Leber congenital amaurosis (LCA)(MIM 204000/204100) is a clinically and genetically heterogeneous retinal disorder that occurs in infancy and is accompanied by profound visual loss, nystagmus, poor pupillary reflexes, and either a normal retina or varying degrees of atrophy and pigmentary changes (Leber 1869, 1871; François 1968). The electroretinogram (ERG) is extinguished or severely reduced (Franceschetti 1954). LCA is largely a recessive disease, although autosomal dominant pedigrees have been identified (Sorsby et al. 1960; Heckenlively 1988). To date, three genes for LCA have been identified and sequenced: retinal guanylate cyclase (GUCY2D) on chromosome 17p13; retinal pigment epithelium protein (RPE65) on chromosome 1p31; and cone-rod homeobox (CRX) on chromosome 19q13. 3. One additional locus has been identified on chromosome 14q24 (Stockton et al. 1998). We show evidence for linkage to chromosome 6q11-16 in a multigenerational kindred of Old Order River Brethren. The disease gene maps to a 23-cM interval flanked by DNA polymorphic markers D6S1551 and D6S1694, with a maximum twopoint LOD score of 3.38 (recombination fraction [v] zero) at D6S391. Two candidate genes on chromosome 6 were screened for mutations: gamma aminobutyric acid rho1 and rho2 (GABRR1 and GABRR2) at 6q14-21 (Cutting et al. 1992), and interphotoreceptor matrix proteoglycan (IMPG1) at 6q13-15 (Gehrig et al. 1998).

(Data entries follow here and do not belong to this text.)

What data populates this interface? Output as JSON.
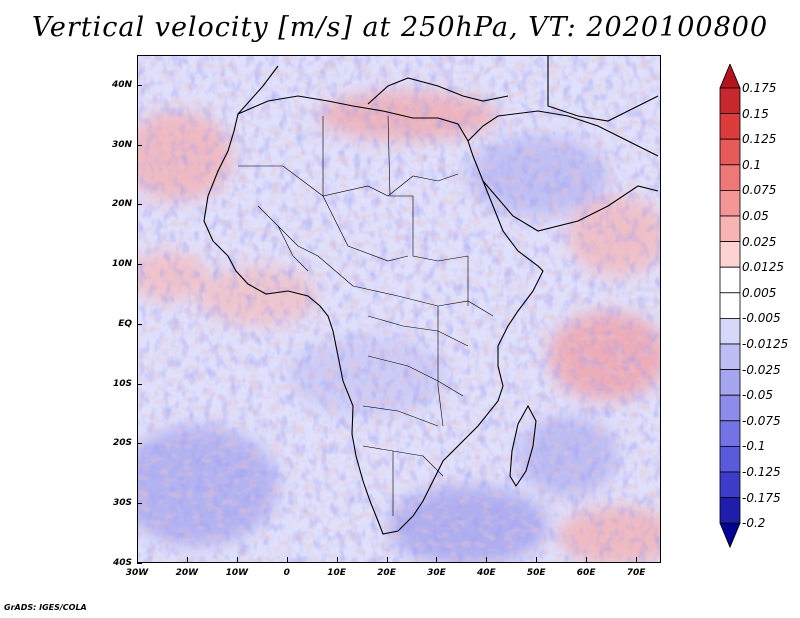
{
  "title": "Vertical velocity [m/s] at 250hPa, VT: 2020100800",
  "footer": "GrADS: IGES/COLA",
  "map": {
    "lon_range": [
      -30,
      75
    ],
    "lat_range": [
      -40,
      45
    ],
    "lat_labels": [
      "40N",
      "30N",
      "20N",
      "10N",
      "EQ",
      "10S",
      "20S",
      "30S",
      "40S"
    ],
    "lon_labels": [
      "30W",
      "20W",
      "10W",
      "0",
      "10E",
      "20E",
      "30E",
      "40E",
      "50E",
      "60E",
      "70E"
    ]
  },
  "colorbar": {
    "labels": [
      "0.175",
      "0.15",
      "0.125",
      "0.1",
      "0.075",
      "0.05",
      "0.025",
      "0.0125",
      "0.005",
      "-0.005",
      "-0.0125",
      "-0.025",
      "-0.05",
      "-0.075",
      "-0.1",
      "-0.125",
      "-0.175",
      "-0.2"
    ],
    "colors": [
      "#b4141e",
      "#c8282d",
      "#dc3c3c",
      "#e65a5a",
      "#ee7878",
      "#f49696",
      "#f8b4b4",
      "#fcd2d2",
      "#ffffff",
      "#ffffff",
      "#d7d7fa",
      "#bebef5",
      "#a5a5f0",
      "#8c8ceb",
      "#7373e6",
      "#5a5adc",
      "#3c3cc8",
      "#1e1eaa",
      "#000096"
    ]
  }
}
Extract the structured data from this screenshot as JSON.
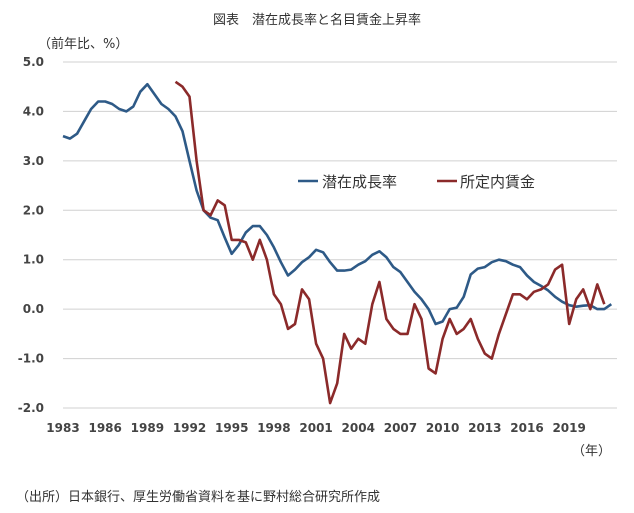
{
  "chart_data": {
    "type": "line",
    "title": "図表　潜在成長率と名目賃金上昇率",
    "ylabel": "（前年比、%）",
    "xlabel": "（年）",
    "ylim": [
      -2.0,
      5.0
    ],
    "yticks": [
      "5.0",
      "4.0",
      "3.0",
      "2.0",
      "1.0",
      "0.0",
      "-1.0",
      "-2.0"
    ],
    "ytick_values": [
      5,
      4,
      3,
      2,
      1,
      0,
      -1,
      -2
    ],
    "xticks": [
      "1983",
      "1986",
      "1989",
      "1992",
      "1995",
      "1998",
      "2001",
      "2004",
      "2007",
      "2010",
      "2013",
      "2016",
      "2019"
    ],
    "xlim": [
      1983,
      2022.5
    ],
    "grid": true,
    "legend_position": "center-right",
    "series": [
      {
        "name": "潜在成長率",
        "color": "#2e5a87",
        "start": 1983,
        "step": 0.5,
        "values": [
          3.5,
          3.45,
          3.55,
          3.8,
          4.05,
          4.2,
          4.2,
          4.15,
          4.05,
          4.0,
          4.1,
          4.4,
          4.55,
          4.35,
          4.15,
          4.05,
          3.9,
          3.6,
          3.0,
          2.4,
          2.0,
          1.85,
          1.8,
          1.45,
          1.12,
          1.3,
          1.55,
          1.68,
          1.68,
          1.5,
          1.25,
          0.95,
          0.68,
          0.8,
          0.95,
          1.05,
          1.2,
          1.15,
          0.95,
          0.78,
          0.78,
          0.8,
          0.9,
          0.97,
          1.1,
          1.17,
          1.05,
          0.85,
          0.75,
          0.55,
          0.35,
          0.2,
          0.0,
          -0.3,
          -0.25,
          0.0,
          0.03,
          0.25,
          0.7,
          0.82,
          0.85,
          0.95,
          1.0,
          0.97,
          0.9,
          0.85,
          0.68,
          0.55,
          0.47,
          0.38,
          0.25,
          0.15,
          0.08,
          0.05,
          0.07,
          0.08,
          0.0,
          0.0,
          0.1
        ]
      },
      {
        "name": "所定内賃金",
        "color": "#8b2a2a",
        "start": 1991,
        "step": 0.5,
        "values": [
          4.6,
          4.5,
          4.3,
          3.0,
          2.0,
          1.9,
          2.2,
          2.1,
          1.4,
          1.4,
          1.35,
          1.0,
          1.4,
          1.0,
          0.3,
          0.1,
          -0.4,
          -0.3,
          0.4,
          0.2,
          -0.7,
          -1.0,
          -1.9,
          -1.5,
          -0.5,
          -0.8,
          -0.6,
          -0.7,
          0.1,
          0.55,
          -0.2,
          -0.4,
          -0.5,
          -0.5,
          0.1,
          -0.2,
          -1.2,
          -1.3,
          -0.6,
          -0.2,
          -0.5,
          -0.4,
          -0.2,
          -0.6,
          -0.9,
          -1.0,
          -0.5,
          -0.1,
          0.3,
          0.3,
          0.2,
          0.35,
          0.4,
          0.5,
          0.8,
          0.9,
          -0.3,
          0.2,
          0.4,
          0.0,
          0.5,
          0.1
        ]
      }
    ],
    "negative_tick_color": "#8b2a2a"
  },
  "source": "（出所）日本銀行、厚生労働省資料を基に野村総合研究所作成"
}
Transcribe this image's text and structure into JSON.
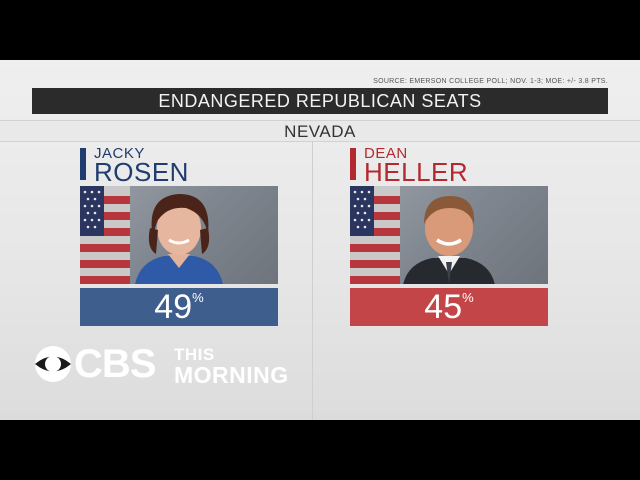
{
  "source": "SOURCE: EMERSON COLLEGE POLL; NOV. 1-3; MOE: +/- 3.8 PTS.",
  "title": "ENDANGERED REPUBLICAN SEATS",
  "state": "NEVADA",
  "candidates": [
    {
      "first": "JACKY",
      "last": "ROSEN",
      "percent": "49",
      "percent_sign": "%",
      "color": "#3e5e8e"
    },
    {
      "first": "DEAN",
      "last": "HELLER",
      "percent": "45",
      "percent_sign": "%",
      "color": "#c44548"
    }
  ],
  "logo": {
    "network": "CBS",
    "show_line1": "THIS",
    "show_line2": "MORNING"
  }
}
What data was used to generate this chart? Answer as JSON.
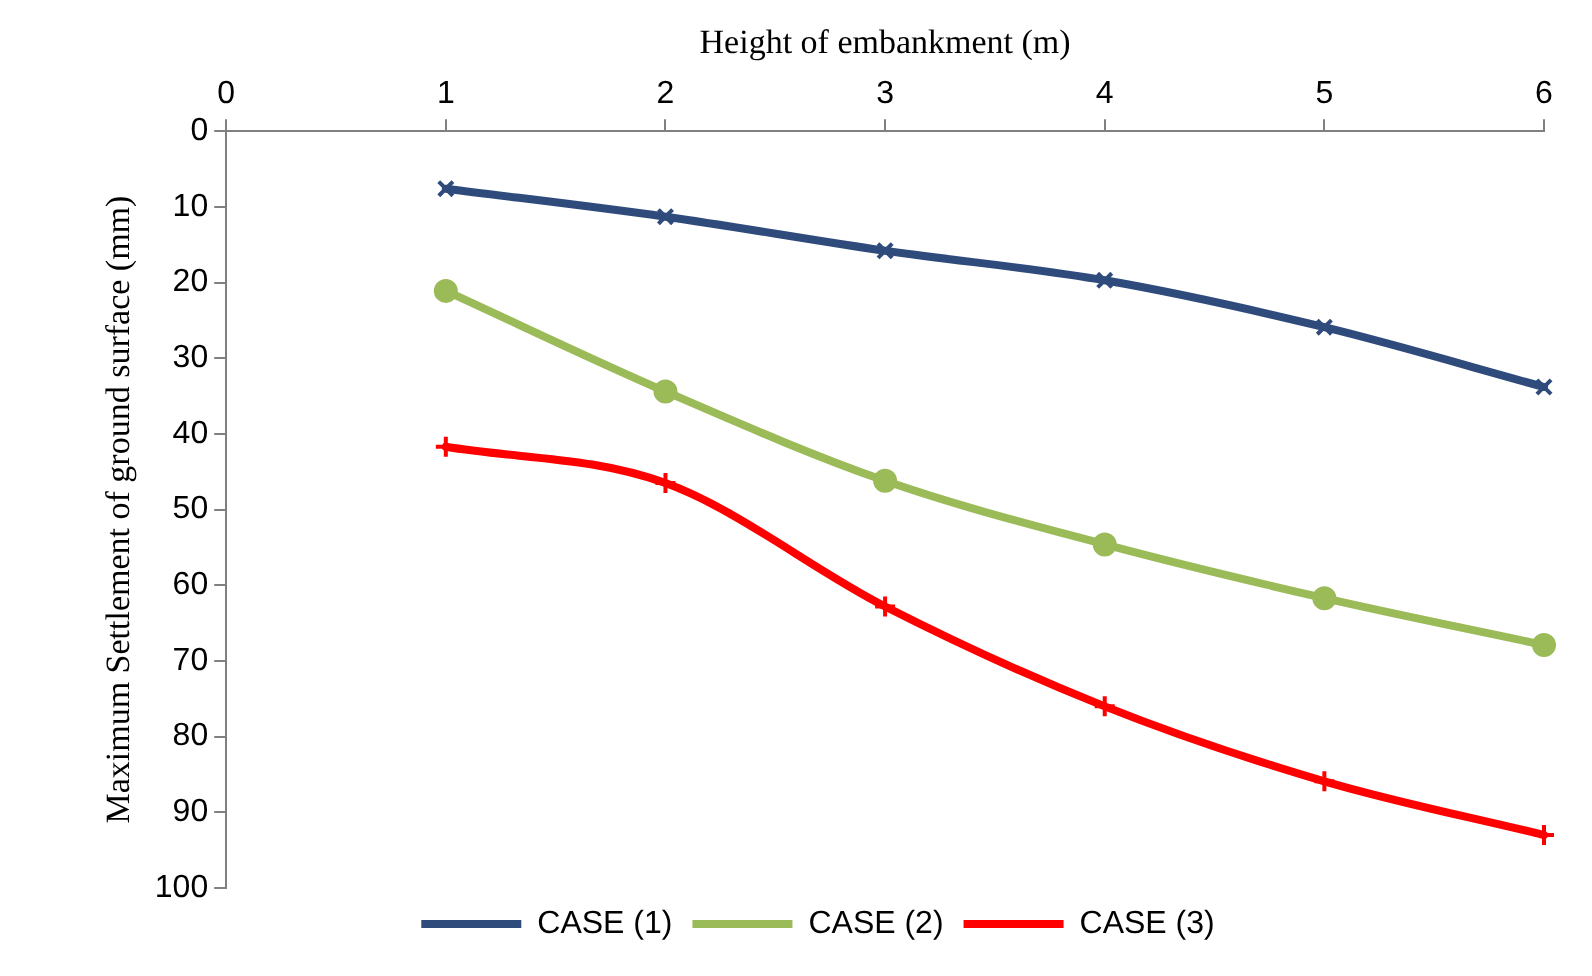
{
  "chart_data": {
    "type": "line",
    "xlabel": "Height of embankment (m)",
    "ylabel": "Maximum Settlement of ground surface (mm)",
    "x": [
      1,
      2,
      3,
      4,
      5,
      6
    ],
    "series": [
      {
        "name": "CASE (1)",
        "color": "#2f4b7c",
        "marker": "cross",
        "values": [
          7.6,
          11.3,
          15.8,
          19.7,
          25.9,
          33.8
        ]
      },
      {
        "name": "CASE (2)",
        "color": "#9bbb59",
        "marker": "circle",
        "values": [
          21.1,
          34.4,
          46.2,
          54.6,
          61.7,
          67.9
        ]
      },
      {
        "name": "CASE (3)",
        "color": "#ff0000",
        "marker": "plus",
        "values": [
          41.7,
          46.5,
          62.8,
          76,
          85.9,
          93
        ]
      }
    ],
    "xlim": [
      0,
      6
    ],
    "xticks": [
      0,
      1,
      2,
      3,
      4,
      5,
      6
    ],
    "ylim": [
      100,
      0
    ],
    "yticks": [
      0,
      10,
      20,
      30,
      40,
      50,
      60,
      70,
      80,
      90,
      100
    ],
    "grid": false,
    "legend": "bottom"
  }
}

The incidence of LCA is 3 in 100,000 persons and accounts for 5% of all inherited retinal dystrophies (Perrault et al. 1996). Clinical and genetic heterogeneity have been demonstrated (Wardenburg 1961; Camuzat et al. 1996). The phenotype has been associated with familial juvenile nephronophthisis and cone-shaped epiphyses (Saldino-Mainzer syndrome) and with kidney disease (Senior-Loken syndrome), osteoporosis, metabolic diseases, and neurological abnormalities (Loken et al. 1961; Senior et al. 1961; Dekaban 1969; Mainzer et al. 1970; Ellis et al. 1984).